Ciasteczka migdałowe z marmoladą
Te ciasteczka z marmoladą, choć z wyglądu nieco niepozorne, w smaku są bardzo fajne. Robi się je z ciasta ucieranego z dodatkiem mielonych migdałów, choć jak dla mnie, migdałowy smak nie jest jakoś super mocno wyczuwalny.
Nie policzyłam ile dokładnie ich wychodzi, natomiast piekłam je na dwóch blaszkach.

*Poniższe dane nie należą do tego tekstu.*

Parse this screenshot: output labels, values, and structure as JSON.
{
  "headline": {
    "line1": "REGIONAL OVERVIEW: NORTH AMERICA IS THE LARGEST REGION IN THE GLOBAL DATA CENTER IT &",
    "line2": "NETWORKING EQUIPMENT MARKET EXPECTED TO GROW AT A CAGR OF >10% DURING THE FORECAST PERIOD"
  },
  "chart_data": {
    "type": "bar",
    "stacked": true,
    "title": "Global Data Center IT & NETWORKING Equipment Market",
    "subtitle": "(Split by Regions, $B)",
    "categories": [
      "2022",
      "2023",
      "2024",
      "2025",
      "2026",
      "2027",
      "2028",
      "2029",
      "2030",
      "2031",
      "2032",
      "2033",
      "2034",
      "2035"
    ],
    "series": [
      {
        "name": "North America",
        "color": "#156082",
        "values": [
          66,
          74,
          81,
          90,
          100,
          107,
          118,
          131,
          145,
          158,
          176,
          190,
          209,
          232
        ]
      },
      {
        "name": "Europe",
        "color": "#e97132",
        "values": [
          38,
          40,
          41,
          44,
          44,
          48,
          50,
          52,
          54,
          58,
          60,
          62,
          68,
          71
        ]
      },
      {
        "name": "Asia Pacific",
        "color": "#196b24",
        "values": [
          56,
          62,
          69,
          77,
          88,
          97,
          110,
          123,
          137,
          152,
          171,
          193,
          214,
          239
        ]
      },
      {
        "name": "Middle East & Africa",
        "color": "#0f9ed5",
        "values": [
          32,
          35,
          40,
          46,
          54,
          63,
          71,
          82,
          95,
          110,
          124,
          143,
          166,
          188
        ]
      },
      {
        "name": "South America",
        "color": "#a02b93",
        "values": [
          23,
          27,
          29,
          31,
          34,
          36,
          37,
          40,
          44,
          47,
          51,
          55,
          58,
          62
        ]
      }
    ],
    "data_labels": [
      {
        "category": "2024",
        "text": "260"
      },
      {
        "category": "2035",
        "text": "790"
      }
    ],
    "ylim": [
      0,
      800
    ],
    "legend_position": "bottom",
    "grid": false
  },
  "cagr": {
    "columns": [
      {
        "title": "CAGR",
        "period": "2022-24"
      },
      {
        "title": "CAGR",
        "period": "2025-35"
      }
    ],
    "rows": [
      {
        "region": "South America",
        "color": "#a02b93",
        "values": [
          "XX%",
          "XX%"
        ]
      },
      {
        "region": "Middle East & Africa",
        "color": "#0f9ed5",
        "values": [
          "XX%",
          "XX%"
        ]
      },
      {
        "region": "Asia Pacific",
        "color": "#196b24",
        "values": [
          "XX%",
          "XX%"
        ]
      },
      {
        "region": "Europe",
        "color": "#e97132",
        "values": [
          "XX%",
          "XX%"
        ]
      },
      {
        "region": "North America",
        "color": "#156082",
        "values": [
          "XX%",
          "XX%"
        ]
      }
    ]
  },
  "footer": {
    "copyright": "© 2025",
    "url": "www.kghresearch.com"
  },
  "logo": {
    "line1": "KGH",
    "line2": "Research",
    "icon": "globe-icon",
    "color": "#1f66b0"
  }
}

Mnie osobiście ciasteczka najbardziej smakują, jak nieco zmiękną (złapią wilgoci z otoczenia) 😉
- 200 g miękkiego masła
- 130 g cukru pudru
- 2 małe jajka
- 200 g mielonych migdałów
- 200 g mąki pszennej
- marmolada
Miękkie masło ucieramy wraz z cukrem pudrem na jasną i puszystą masę. Nie przestając miksować dodajemy po 1 jajku. Następnie dodajemy mąkę oraz mielone migdały, mieszamy do połączenia (niezbyt długo!).
Masę odstawiamy do lodówki na 2 godziny, aby nieco stwardniała. Po tym czasie formujemy w dłoniach niewielkie kuleczki (około 10-12 g) i nieco je spłaszczamy. Układamy na blaszce wyłożonej papierem do pieczenia.
Wstawiamy do piekarnika nagrzanego do 180 stopni na około 10 minut (do lekkiego zarumienienia; w zależności od wielkości przygotowanych ciasteczek być może trzeba będzie piec je ciut krócej lub nieco dłużej).
Połowę przestudzonych ciasteczek smarujemy powidłami i sklejamy z pozostałymi ciasteczkami.
Uwaga! Z ogrzanym ciastem źle się pracuje. Warto część ciasta trzymać w lodówce i wyjąć je dopiero, gdy będzie potrzebne (np połowę odstawiamy na czas formowania i pieczenia pierwszej partii).
Chętnie zjadła bym kilka ciasteczek.